Carcerati invisibili alla società

Il carcere appassiona solo se raccontato come finzione in tv. Quello reale è un buco nero dal quale stare alla larga. Il mondo marcio della società lasciato alla buona volontà dei singoli. Ma la vita dietro le nostre sbarre è un incubo fatto di umiliazioni e traumi, non solo di rinunce.

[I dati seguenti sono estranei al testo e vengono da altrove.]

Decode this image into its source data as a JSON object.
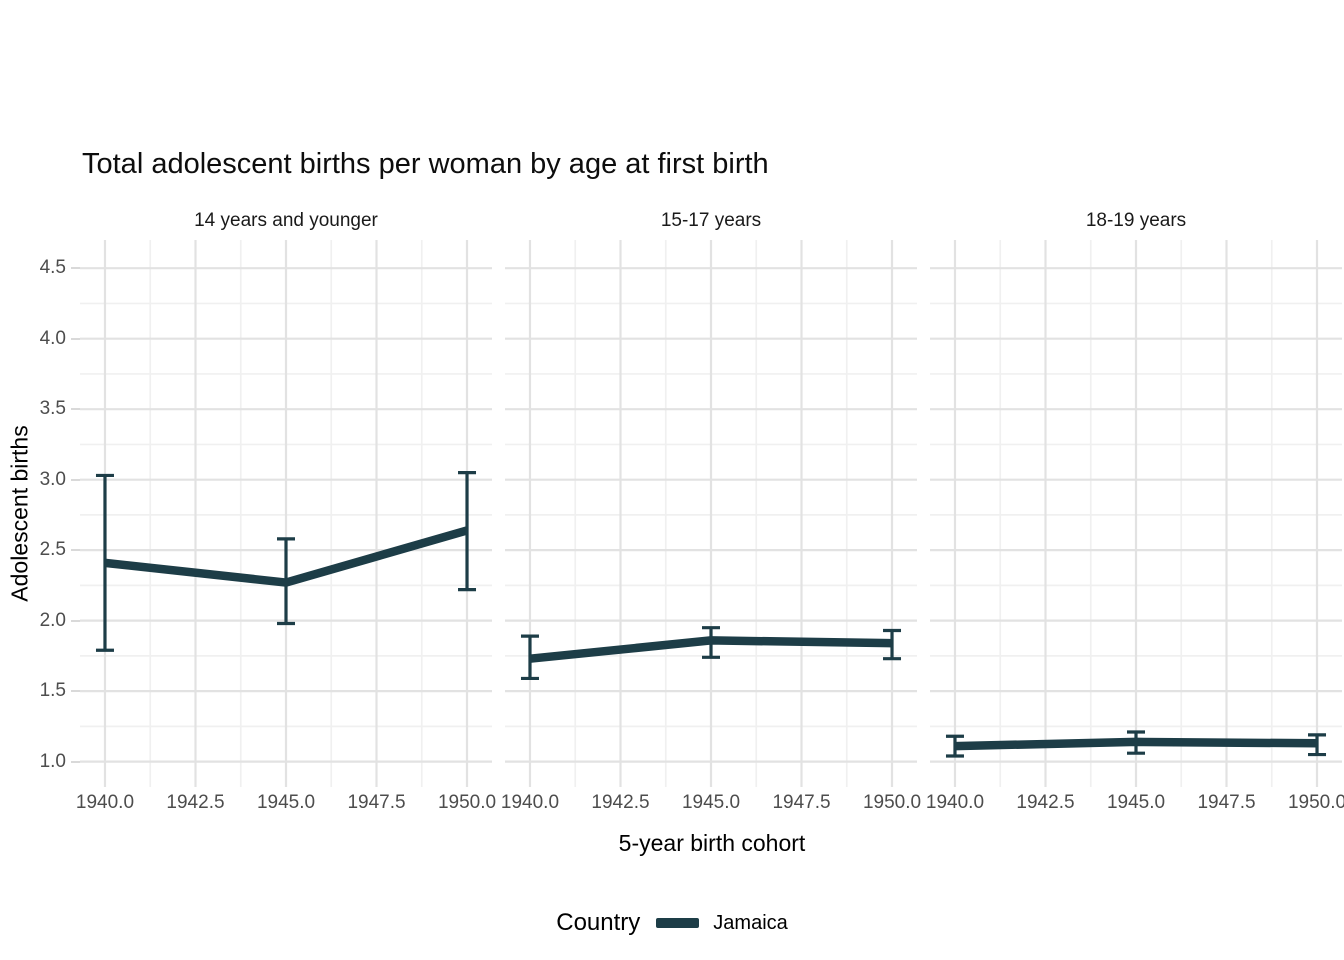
{
  "chart_data": {
    "type": "line",
    "title": "Total adolescent births per woman by age at first birth",
    "xlabel": "5-year birth cohort",
    "ylabel": "Adolescent births",
    "legend": {
      "title": "Country",
      "position": "bottom",
      "entries": [
        {
          "label": "Jamaica",
          "color": "#1d3d47"
        }
      ]
    },
    "grid": true,
    "x_ticks": [
      1940.0,
      1942.5,
      1945.0,
      1947.5,
      1950.0
    ],
    "x_tick_labels": [
      "1940.0",
      "1942.5",
      "1945.0",
      "1947.5",
      "1950.0"
    ],
    "x_minor_ticks": [
      1941.25,
      1943.75,
      1946.25,
      1948.75
    ],
    "y_ticks": [
      1.0,
      1.5,
      2.0,
      2.5,
      3.0,
      3.5,
      4.0,
      4.5
    ],
    "y_tick_labels": [
      "1.0",
      "1.5",
      "2.0",
      "2.5",
      "3.0",
      "3.5",
      "4.0",
      "4.5"
    ],
    "y_minor_ticks": [
      1.25,
      1.75,
      2.25,
      2.75,
      3.25,
      3.75,
      4.25
    ],
    "xlim": [
      1939.31,
      1950.69
    ],
    "ylim": [
      0.82,
      4.7
    ],
    "facets": [
      {
        "label": "14 years and younger",
        "series": [
          {
            "name": "Jamaica",
            "x": [
              1940,
              1945,
              1950
            ],
            "y": [
              2.41,
              2.27,
              2.64
            ],
            "ymin": [
              1.79,
              1.98,
              2.22
            ],
            "ymax": [
              3.03,
              2.58,
              3.05
            ]
          }
        ]
      },
      {
        "label": "15-17 years",
        "series": [
          {
            "name": "Jamaica",
            "x": [
              1940,
              1945,
              1950
            ],
            "y": [
              1.73,
              1.86,
              1.84
            ],
            "ymin": [
              1.59,
              1.74,
              1.73
            ],
            "ymax": [
              1.89,
              1.95,
              1.93
            ]
          }
        ]
      },
      {
        "label": "18-19 years",
        "series": [
          {
            "name": "Jamaica",
            "x": [
              1940,
              1945,
              1950
            ],
            "y": [
              1.11,
              1.14,
              1.13
            ],
            "ymin": [
              1.04,
              1.06,
              1.05
            ],
            "ymax": [
              1.18,
              1.21,
              1.19
            ]
          }
        ]
      }
    ],
    "colors": {
      "series": "#1d3d47",
      "grid_major": "#e2e2e2",
      "grid_minor": "#f0f0f0",
      "tick_label": "#4d4d4d",
      "text": "#000000"
    }
  }
}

Forse per questo diventa l’oblìo della coscienza collettiva: scompare da ogni dibattito, pubblico e privato. Non bastano neppure le immagini dei pestaggi, i numeri di celle troppo affollate, i suicidi. Qualcuno non avrà pietà, ma quando si sta tra i dannati i peccati di Caino passano in secondo piano. La pietas non guarda alla colpa. I morti non dovrebbero fare contabilità. La questione carceraria resta così il brusìo della società, il rumore bianco della politica.
E le emergenze stanno ancora tutte lì. Ai nostri occhi il carcere è lontano, impercettibile, sfugge alla sensibilità. In fondo, vien da dire, la punizione esemplare è meritata. In fondo, vien da pensare, chi ha messo piede lì dentro resterà sempre un «carcerato». Perché il pregiudizio per l’ex galeotto è uno degli inossidabili peccati capitali della società moderna. Forse basterebbe varcare quella soglia una volta nella vita per cambiare idea.
Condizioni di vita dignitose e strade alternative al carcere. Questo è quello che chiedono a gran voce da Brescia a Reggio Calabria. Ed è quello che ha chiesto al Capo dello Stato chi vive al di là delle mura di Canton Mombello.